With that, India head coach Rahul Dravid ended his media conference on Monday.
Rohit Sharma's India have been in England for close to a week. They slipped in quietly, in batches, to the train in the quieter, and picturesque, environs in Arundel. Both teams arrived in London over the weekend, but the buzz was mostly about the FA Cup final, the train strikes, and a bit about England Bazballing Ireland at Lord's.
The media interactions with the Australian contingent over the past few days have been dominated by Ashes talk, and you wouldn't be far off the mark if you felt the WTC final was more of a warm-up for the marquee series of the English summer.
The Ashes has been a storied cricketing rivalry and the excitement is palpable, and understandable.
But Australia vs India has grown into one of the best cricketing contests in the last two decades. Australia captain Pat Cummins acknowledged that at an ICC event on Sunday, saying the one team that had "really troubled" Australia were India, who have now won the Border-Gavaskar Trophy on successive away tours.
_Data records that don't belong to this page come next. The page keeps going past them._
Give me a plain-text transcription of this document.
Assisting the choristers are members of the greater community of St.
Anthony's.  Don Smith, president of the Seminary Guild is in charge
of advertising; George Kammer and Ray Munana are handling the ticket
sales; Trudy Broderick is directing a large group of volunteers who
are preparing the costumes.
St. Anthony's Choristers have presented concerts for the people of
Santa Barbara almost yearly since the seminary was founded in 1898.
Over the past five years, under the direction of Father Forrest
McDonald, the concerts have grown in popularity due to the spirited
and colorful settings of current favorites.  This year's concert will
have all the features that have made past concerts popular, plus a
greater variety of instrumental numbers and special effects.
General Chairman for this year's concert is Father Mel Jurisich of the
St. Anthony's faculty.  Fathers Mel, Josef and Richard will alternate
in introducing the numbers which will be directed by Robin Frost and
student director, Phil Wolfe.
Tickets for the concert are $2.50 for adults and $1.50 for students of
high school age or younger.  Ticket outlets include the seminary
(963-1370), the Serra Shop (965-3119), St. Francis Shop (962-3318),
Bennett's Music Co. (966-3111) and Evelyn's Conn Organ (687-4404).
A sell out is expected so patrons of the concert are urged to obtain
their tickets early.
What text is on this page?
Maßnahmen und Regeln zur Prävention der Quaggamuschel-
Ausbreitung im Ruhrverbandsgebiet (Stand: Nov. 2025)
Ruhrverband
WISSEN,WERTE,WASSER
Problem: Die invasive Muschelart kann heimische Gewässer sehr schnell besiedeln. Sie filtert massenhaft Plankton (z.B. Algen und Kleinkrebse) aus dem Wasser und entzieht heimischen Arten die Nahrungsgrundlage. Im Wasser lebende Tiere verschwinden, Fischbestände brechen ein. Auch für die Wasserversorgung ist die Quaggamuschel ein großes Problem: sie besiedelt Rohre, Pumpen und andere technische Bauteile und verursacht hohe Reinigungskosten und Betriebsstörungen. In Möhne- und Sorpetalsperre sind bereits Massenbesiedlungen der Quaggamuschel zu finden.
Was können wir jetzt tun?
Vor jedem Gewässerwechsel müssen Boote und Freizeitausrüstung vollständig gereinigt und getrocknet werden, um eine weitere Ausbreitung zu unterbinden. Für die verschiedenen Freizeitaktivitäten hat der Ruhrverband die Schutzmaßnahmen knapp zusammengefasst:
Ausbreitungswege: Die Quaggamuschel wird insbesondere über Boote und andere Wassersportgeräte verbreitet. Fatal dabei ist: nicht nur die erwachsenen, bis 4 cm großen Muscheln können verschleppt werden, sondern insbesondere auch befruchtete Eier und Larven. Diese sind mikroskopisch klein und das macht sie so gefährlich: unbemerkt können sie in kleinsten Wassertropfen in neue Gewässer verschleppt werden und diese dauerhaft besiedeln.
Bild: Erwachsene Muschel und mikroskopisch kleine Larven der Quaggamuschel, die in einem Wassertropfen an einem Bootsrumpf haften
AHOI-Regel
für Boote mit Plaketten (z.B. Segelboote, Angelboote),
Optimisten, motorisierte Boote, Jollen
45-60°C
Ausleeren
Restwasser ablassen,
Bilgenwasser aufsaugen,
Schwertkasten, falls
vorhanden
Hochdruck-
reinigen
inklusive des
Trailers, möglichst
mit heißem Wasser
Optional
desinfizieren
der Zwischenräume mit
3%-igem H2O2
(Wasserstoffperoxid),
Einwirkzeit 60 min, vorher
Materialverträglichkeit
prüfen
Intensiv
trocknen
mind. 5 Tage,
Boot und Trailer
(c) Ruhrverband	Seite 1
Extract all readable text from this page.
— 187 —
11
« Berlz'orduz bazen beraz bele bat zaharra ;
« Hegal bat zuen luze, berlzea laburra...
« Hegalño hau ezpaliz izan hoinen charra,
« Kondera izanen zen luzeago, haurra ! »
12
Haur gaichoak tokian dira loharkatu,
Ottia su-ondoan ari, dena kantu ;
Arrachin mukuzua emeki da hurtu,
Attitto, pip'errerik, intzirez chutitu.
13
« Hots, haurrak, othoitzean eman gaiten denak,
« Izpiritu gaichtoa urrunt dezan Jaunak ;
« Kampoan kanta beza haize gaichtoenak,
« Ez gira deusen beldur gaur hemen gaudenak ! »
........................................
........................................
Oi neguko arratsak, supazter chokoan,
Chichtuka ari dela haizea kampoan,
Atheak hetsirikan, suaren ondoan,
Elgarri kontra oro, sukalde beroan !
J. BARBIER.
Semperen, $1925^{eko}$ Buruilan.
Still, with warm temperatures forecast for the match, the longer boundaries at The Oval, which also has true bounce, has made pundits like Ricky Ponting and Wasim Akram believe Cummins' team has a slight edge.
India, though, are not worried.
"Test cricket faces unique challenges; it's a fantastic game which faces some challenges, which is not necessarily going to change [by] the result of one game"
Rahul Dravid, when asked if an Indian win in the WTC final will benefit Test cricket in the long run
"Look, whatever will happen will happen in those five days," Dravid said. "Anything that happens before or after doesn't really make a difference. Who is the favourite, who isn't, when two good teams with good players play, whichever team performs well over the five days will win. I have full hope that if we play good cricket - and we have the ability - we have the players that we can pick 20 wickets, we can score runs, I have full hope that we can win this."
Dravid also said India were not going into the match with the baggage of having not won a world title since MS Dhoni's team lifted the 2013 Champions Trophy, which was also in England. Since Rohit and Dravid took charge, India have featured in just the one men's T20 World Cup, in the 2022 edition in Australia, where they reached the semi-final.
"No, not at all," Dravid said when asked if India were feeling the pressure. "I mean, we don't feel any pressure in terms of trying to win an ICC trophy. Of course, it would be nice to do it. It's certainly nice to be able to win an ICC tournament. But also in the context of things, you look at this and you see this is the culmination of two years of work, it's a culmination of a lot of success that gets you here. So there's a lot of positives to take from that to see where you stand on the table, winning series in Australia, drawing series here, being very competitive everywhere that this team has played in the world over the last five or six years.
"Those are things that will never change just because you have or you don't have an ICC trophy. That's really the bigger picture. But, of course, it's nice to be able to lift any game of cricket you want to win. This happens to be a World Test Championship final and it would be nice to get on the right side of the result."
Dravid felt it would be stretching the point by attaching the significance of an Indian win in the WTC final to the long-term health of Test cricket, just like India's ODI World Cup wins in 1983 and 2007 had done for the exponential growth of the white-ball game.
"I don't think you can compare the two. That was a long time ago and they [ODIs and T20Is] still are the new formats of the game. Test cricket has been around a really long time and I'm not sure one match is going to transform things or change things drastically, irrespective of whichever way it goes," Dravid said. "Test cricket faces unique challenges; it's a fantastic game which faces some challenges, which is not necessarily going to change [by] the result of one game."